Para o especialista em recursos humanos e mercado de trabalho da Universidade de Brasília (UnB) Jorge Fernando Valente, entretanto, esse não é um bom momento para o setor, o que acaba interferindo nas contratações. “Geralmente, quando há seleção de temporários, para suprir um momento de pico, eles têm chance de contratação quando há um aumento real do setor, o que não é o caso. A tendência é de recessão no Brasil”, previu.

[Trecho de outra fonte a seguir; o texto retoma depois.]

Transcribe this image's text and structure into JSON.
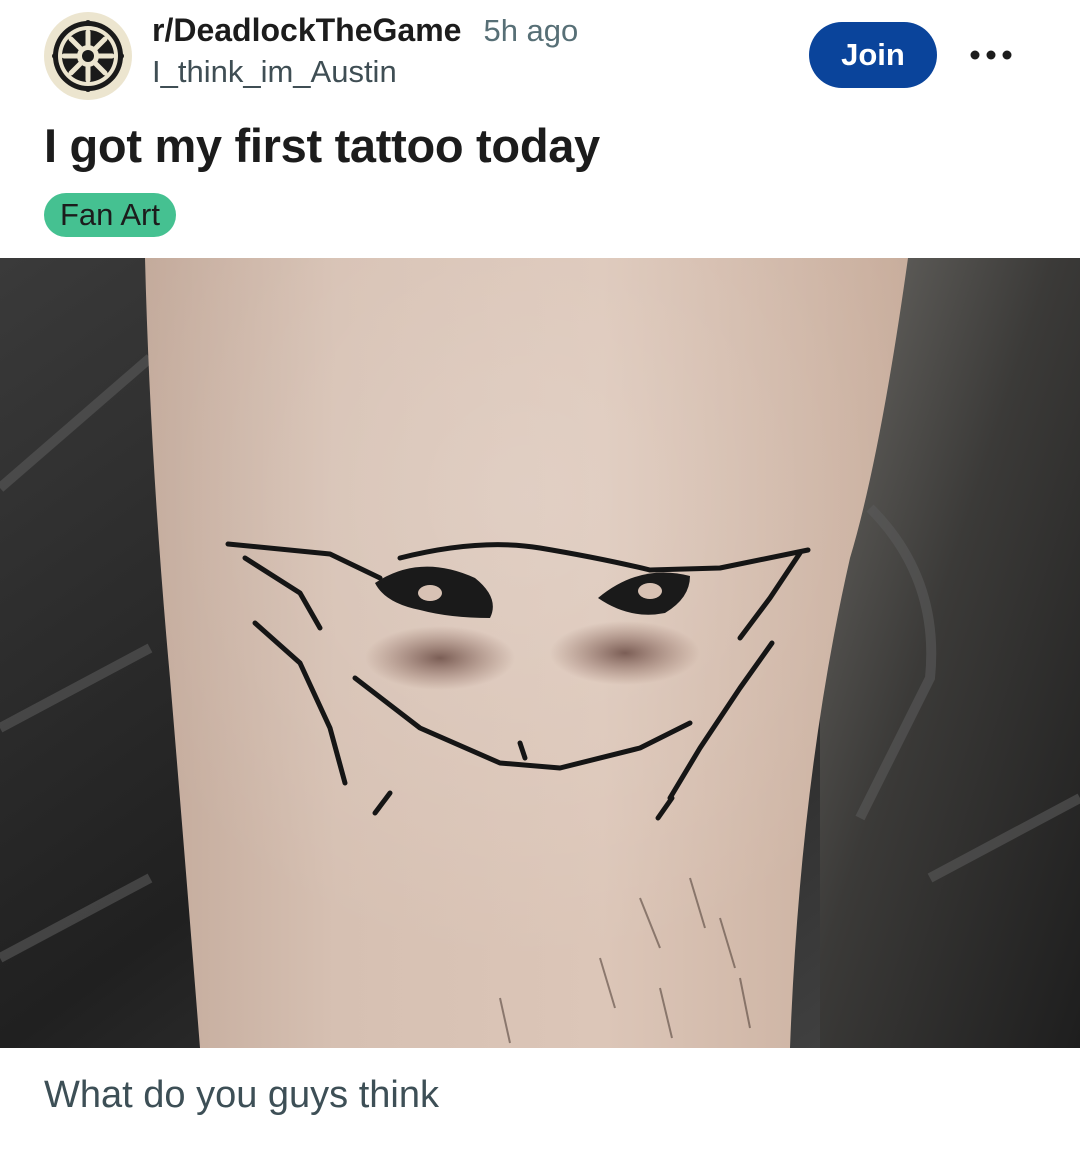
{
  "post": {
    "subreddit": "r/DeadlockTheGame",
    "time_ago": "5h ago",
    "author": "I_think_im_Austin",
    "join_label": "Join",
    "more_icon": "more-horizontal-icon",
    "title": "I got my first tattoo today",
    "flair": "Fan Art",
    "body": "What do you guys think"
  },
  "colors": {
    "join_button": "#0a449b",
    "flair_background": "#45c191",
    "meta_text": "#576f76",
    "avatar_background": "#ece5cf"
  },
  "icons": {
    "avatar": "wheel-logo-icon",
    "more": "more-horizontal-icon"
  }
}
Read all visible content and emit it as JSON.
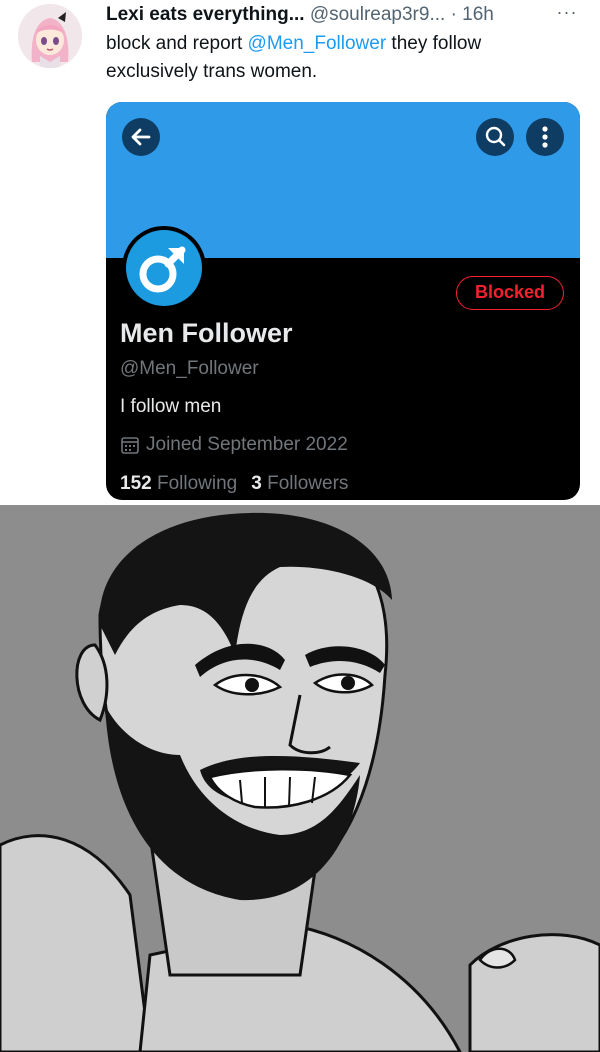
{
  "tweet": {
    "author_name": "Lexi eats everything...",
    "author_handle": "@soulreap3r9...",
    "separator": "·",
    "time": "16h",
    "more_label": "···",
    "text_before": "block and report ",
    "mention": "@Men_Follower",
    "text_after": " they follow exclusively trans women."
  },
  "profile": {
    "blocked_label": "Blocked",
    "display_name": "Men Follower",
    "handle": "@Men_Follower",
    "bio": "I follow men",
    "joined": "Joined September 2022",
    "following_count": "152",
    "following_label": "Following",
    "followers_count": "3",
    "followers_label": "Followers",
    "icons": {
      "back": "arrow-left-icon",
      "search": "search-icon",
      "more": "more-vertical-icon",
      "avatar": "male-symbol-icon",
      "joined": "calendar-icon"
    }
  },
  "colors": {
    "link": "#1d9bf0",
    "banner": "#2f9be8",
    "blocked": "#f4212e",
    "card_bg": "#000000"
  }
}
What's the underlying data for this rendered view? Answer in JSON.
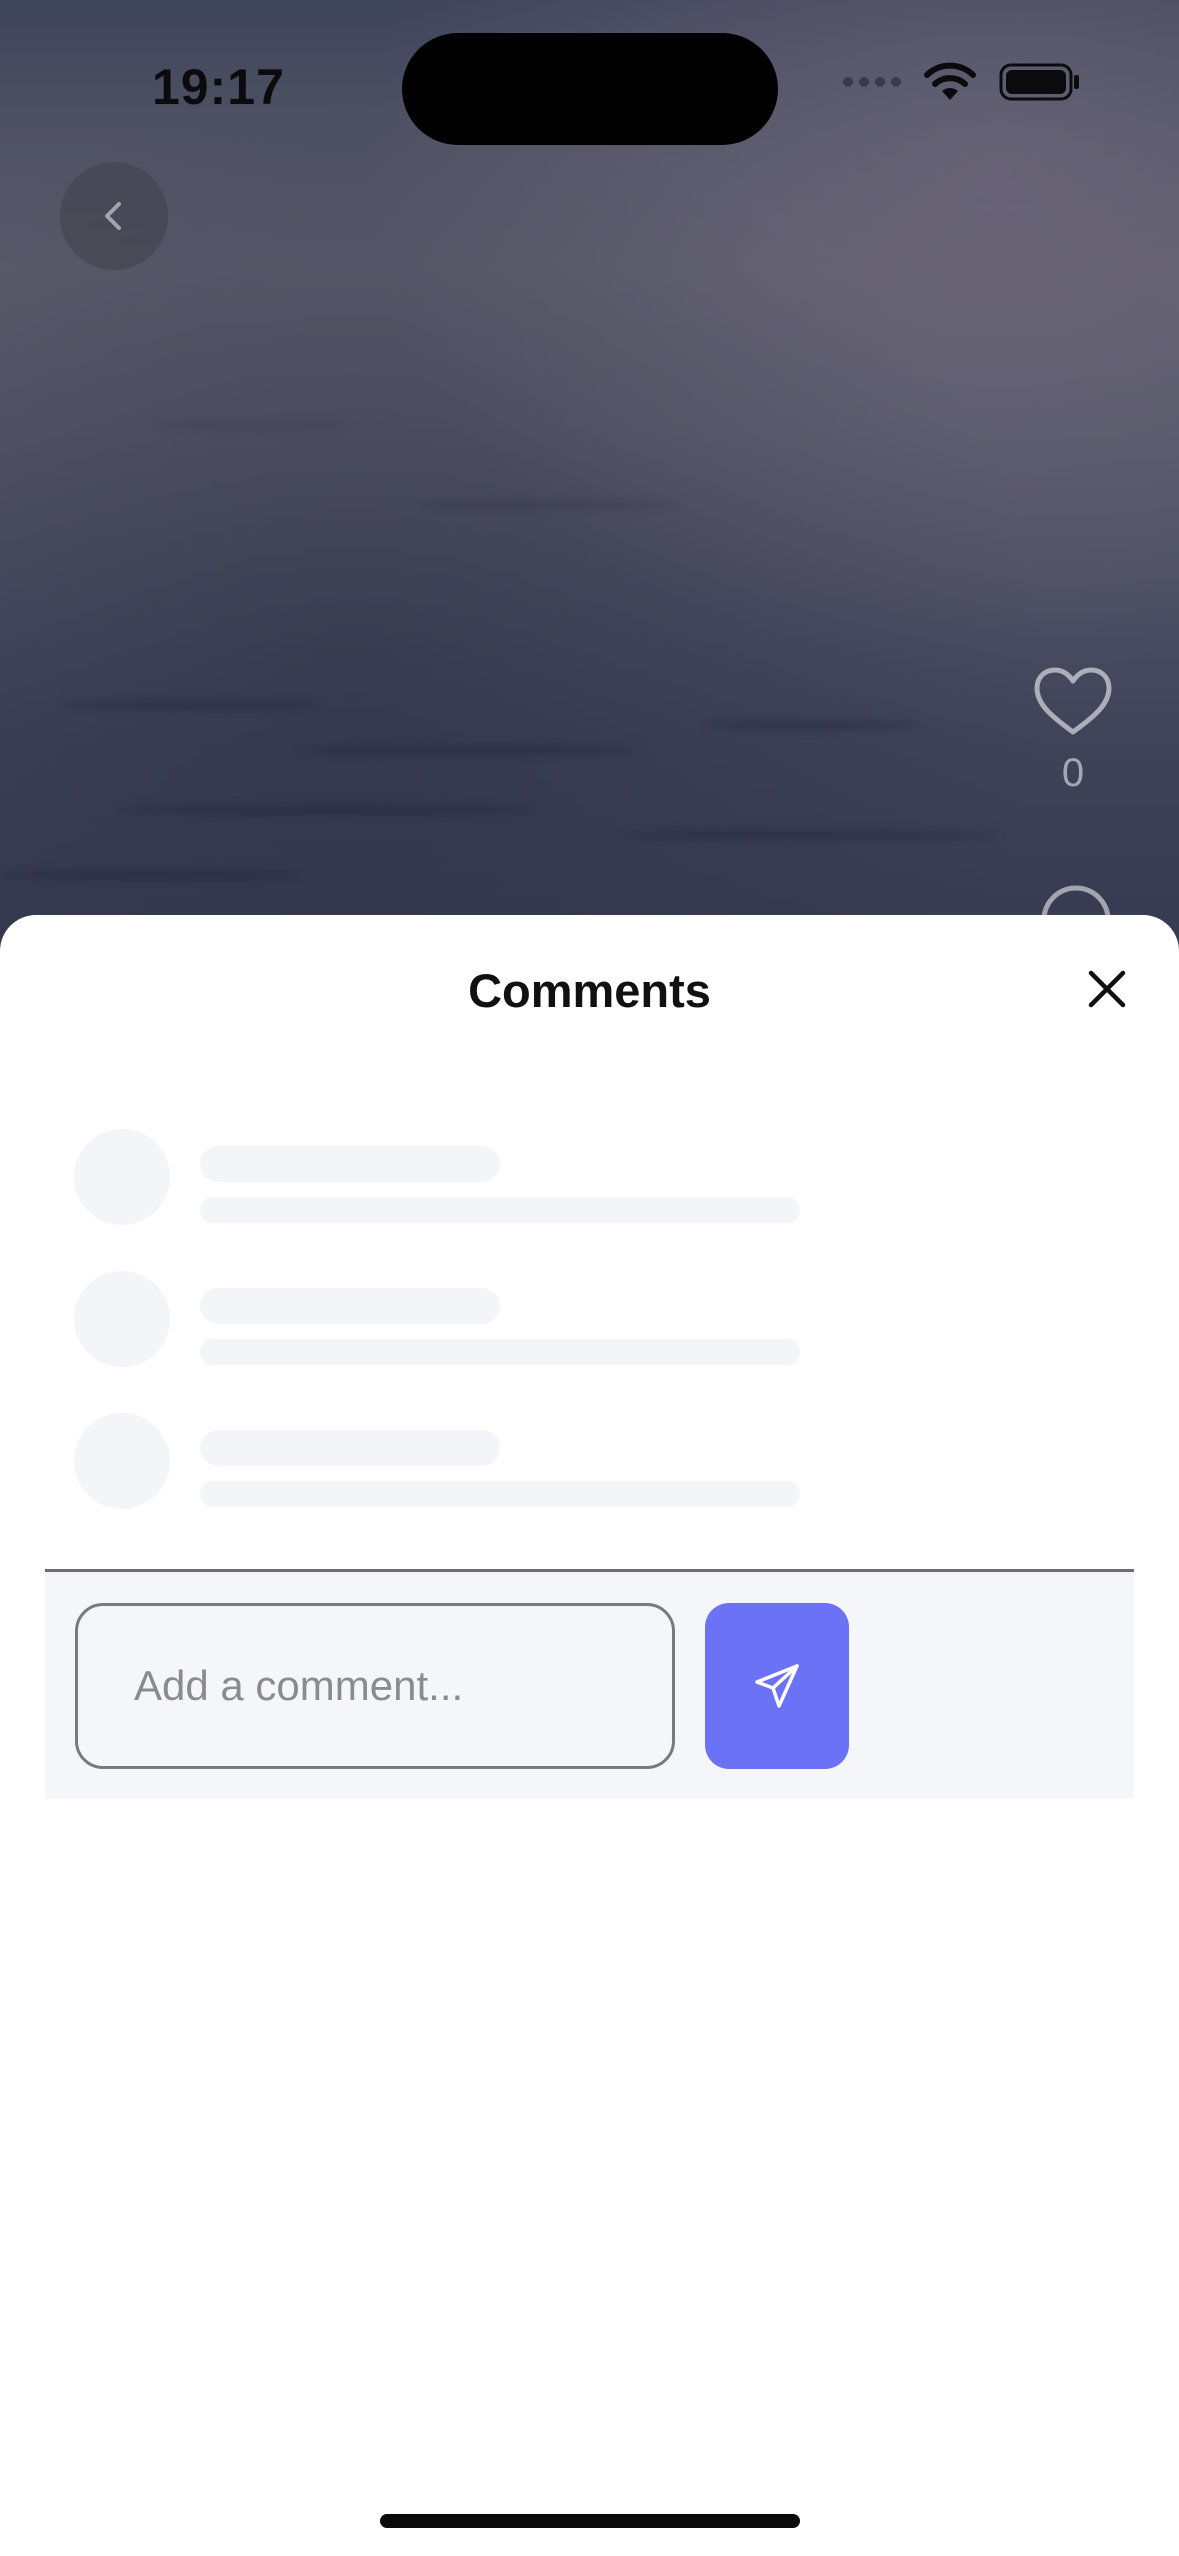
{
  "status_bar": {
    "time": "19:17",
    "icons": [
      "signal-dots-icon",
      "wifi-icon",
      "battery-icon"
    ]
  },
  "video": {
    "back_icon": "chevron-left-icon",
    "like_icon": "heart-icon",
    "like_count": "0",
    "comment_icon": "comment-bubble-icon"
  },
  "comments_sheet": {
    "title": "Comments",
    "close_icon": "close-icon",
    "loading_placeholders": 3,
    "input": {
      "value": "",
      "placeholder": "Add a comment..."
    },
    "send_icon": "send-icon",
    "colors": {
      "accent": "#6c72f5",
      "skeleton": "#f4f5f9",
      "input_bar_bg": "#f5f6fa"
    }
  }
}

Ainda assim, segundo Valente, se surgem vagas de efetivos dentro de uma loja, é natural que o dono opte por contratar algum temporário. “Ele já sabe a dinâmica do lugar, e o proprietário não precisaria gastar com treinamento. Para isso, o empregado deve cumprir, pelo menos, as obrigações básicas: ser pontual, assíduo e honesto. O diferencial é saber agradar ao cliente, fazer com que ele se sinta bem e cativá-lo”, acrescenta o especialista.

Momento
O mau momento vivido pelo varejo se deve ao freio no consumo e alto índice de endividamento das famílias. De acordo com o presidente da Federação do Comércio de Bens, Serviços e Turismo do Distrito Federal (Fecomércio-DF), Adelmir Santana, as pessoas estão mais conscientes e a oferta de crédito está menor. “O comprador está gerenciando melhor suas finanças e há até um estímulo do governo pela queda do consumo. Muitos aprenderam que crédito não é dinheiro, mas um instrumento de compra. Vemos uma acomodação do comércio desde o ano passado. Em 2012, tínhamos crescimentos de até dois dígitos”, lembra.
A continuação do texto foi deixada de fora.